Bruce Weber's are the sexiest. Weber, the only really well-known artist represented, is the man who makes the ads for Ralph Lauren and Calvin Klein. His true subject is lust. The homoerotic pictures he displayed at the last Whitney Biennial were fired by the look of handsome male flesh. Here, among the males, are some female nudes as well. If the magazines would publish them, they would sell anything at all.
Helen Chadwick's projected-on-leather self-portraits, with their rococo frames, combine 18th-century lushness with contemporary self-importance. They left me cold. Nor was I much impressed by the ominous roadside eccentrics competently recorded by Jim Stone. He photographs the "Deaf Church Car Wash," "Baptist Missionaries Teaching the Children About Jesus and Watermelon," stuffed foxes, and "Raiter, Former Marine, Converted to Judaism, Living in His Car, Selling Junk From the Hood at the Airport: Minneapolis, Minnesota." Diane Arbus he is not.
This Spectrum show is, as such shows tend to be, a bit of a mixed bag. But be glad it's there. When Ned Rifkin left the Corcoran for his new job at the Hirshhorn, it was feared that the series would cease. The Corcoran -- though it still lacks a director and a curator of contemporary art -- has been smart enough to turn to such gifted free-lance curators as Gossage and John Beardsley, who have kept up the good work.
Contemporary painting often arrives late here. But in the field of photographs as art, this city has for 20 years been kept up to date. Curator Walter Hopps and dealer Harry Lunn, both of whom have since moved on, deserve much of the credit, as do the Corcoran's Jane Livingston -- and Gossage, with whom she has often worked.
He is among the best -- and among the best connected -- photographers in Washington. He teaches at the University of Maryland. His curated exhibitions have brought us the photographs of Louis Faurer, Ralston Crawford and The New York School. For 12 years he's been showing at Castelli Graphics in Manhattan. His dark and mordant exhibition "Stadt des Schwarz: The Berlin Photographs 1982-1986" will open there Thursday. What he knows and sees he shares. His Spectrum show will close Dec. 13.

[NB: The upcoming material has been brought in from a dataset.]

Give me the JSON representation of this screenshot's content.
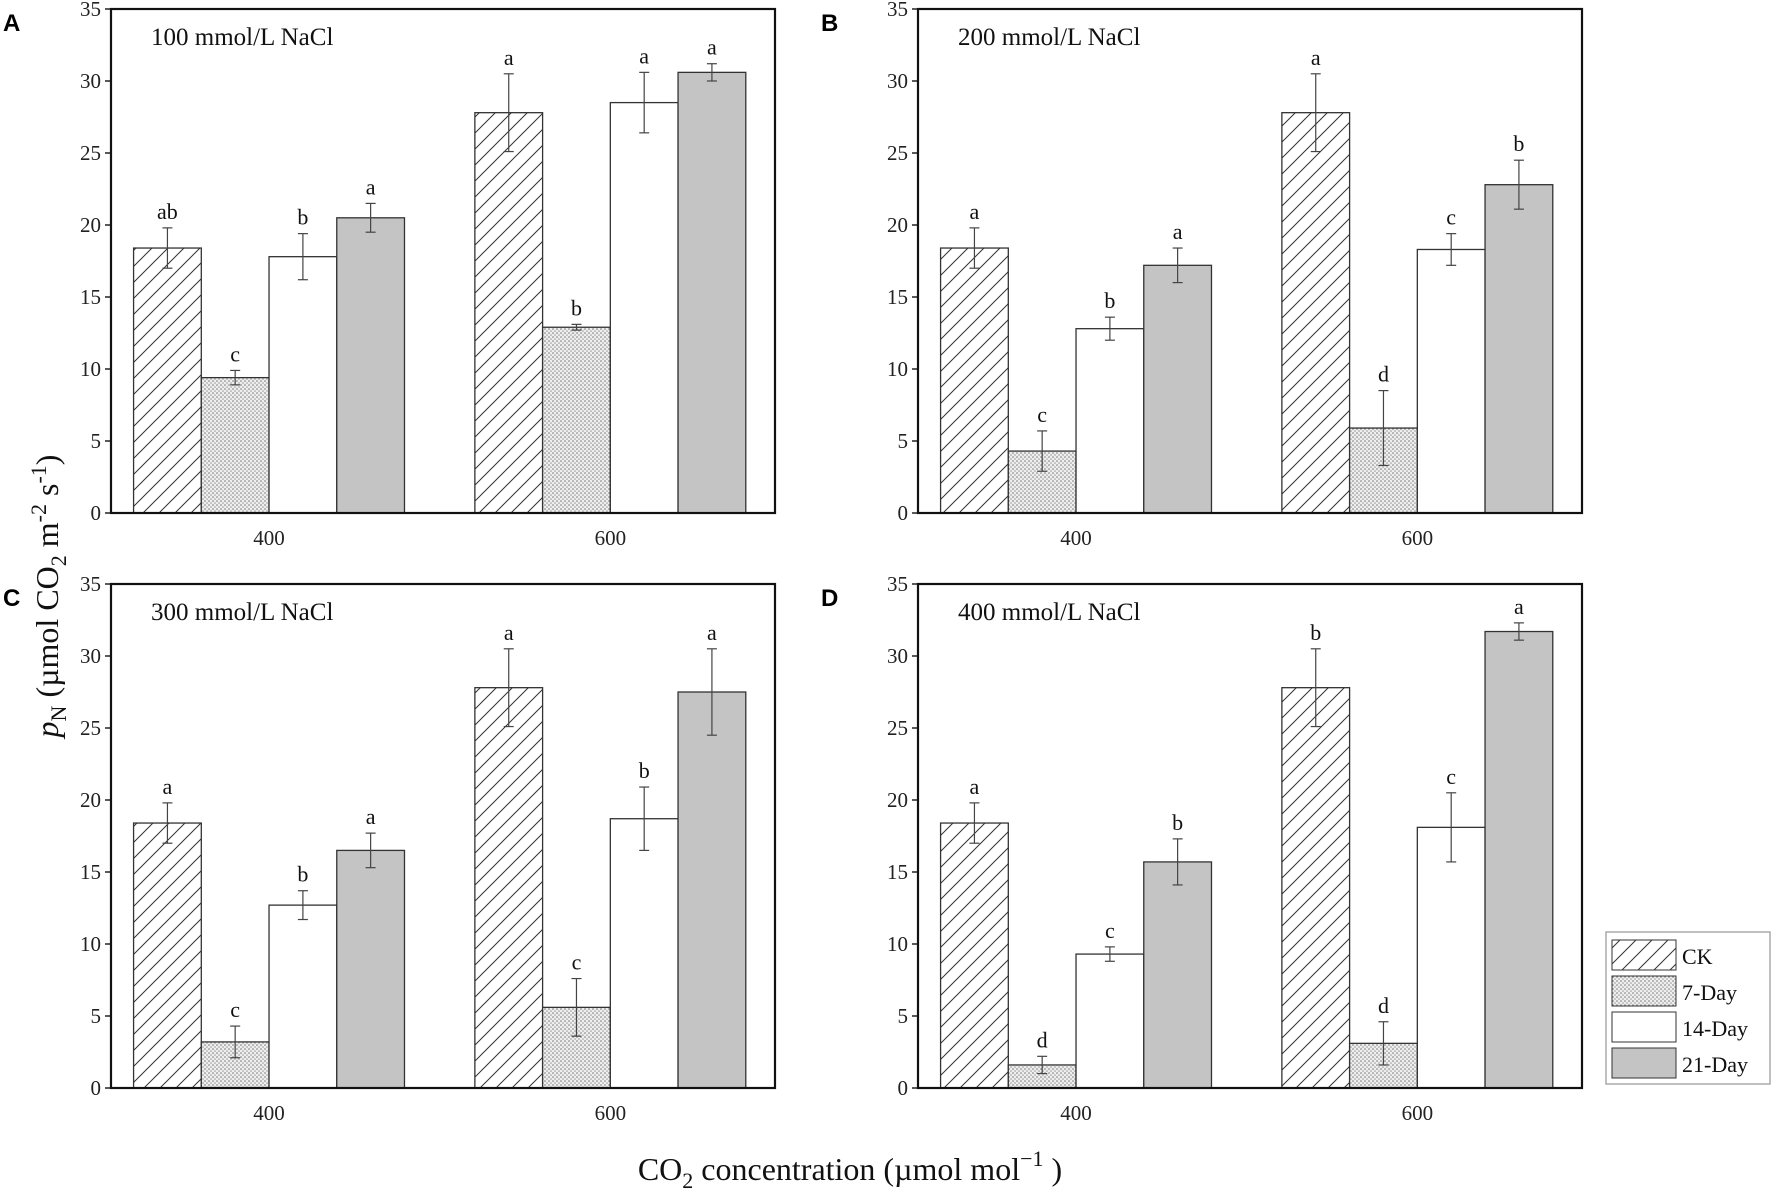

The Corcoran is also showing the subtle, lovely, entirely unshocking, photographs of Richard Pare. If you have ever tried to make a tourist's snapshot that does justice to a monument that moves you -- say the striped cathedral at Orvieto or San Marco in Venice or Le Corbusier's Villa Savoie outside Paris -- Pare's quiet, flawless images will fill your heart with envy. In every one you feel his admiration for the masters, his competence, his love. A number of his images, most of Japanese gardens, are now on view at Kathleen Ewing, 1609 Connecticut Ave. NW. His show at the Corcoran closes Oct. 4.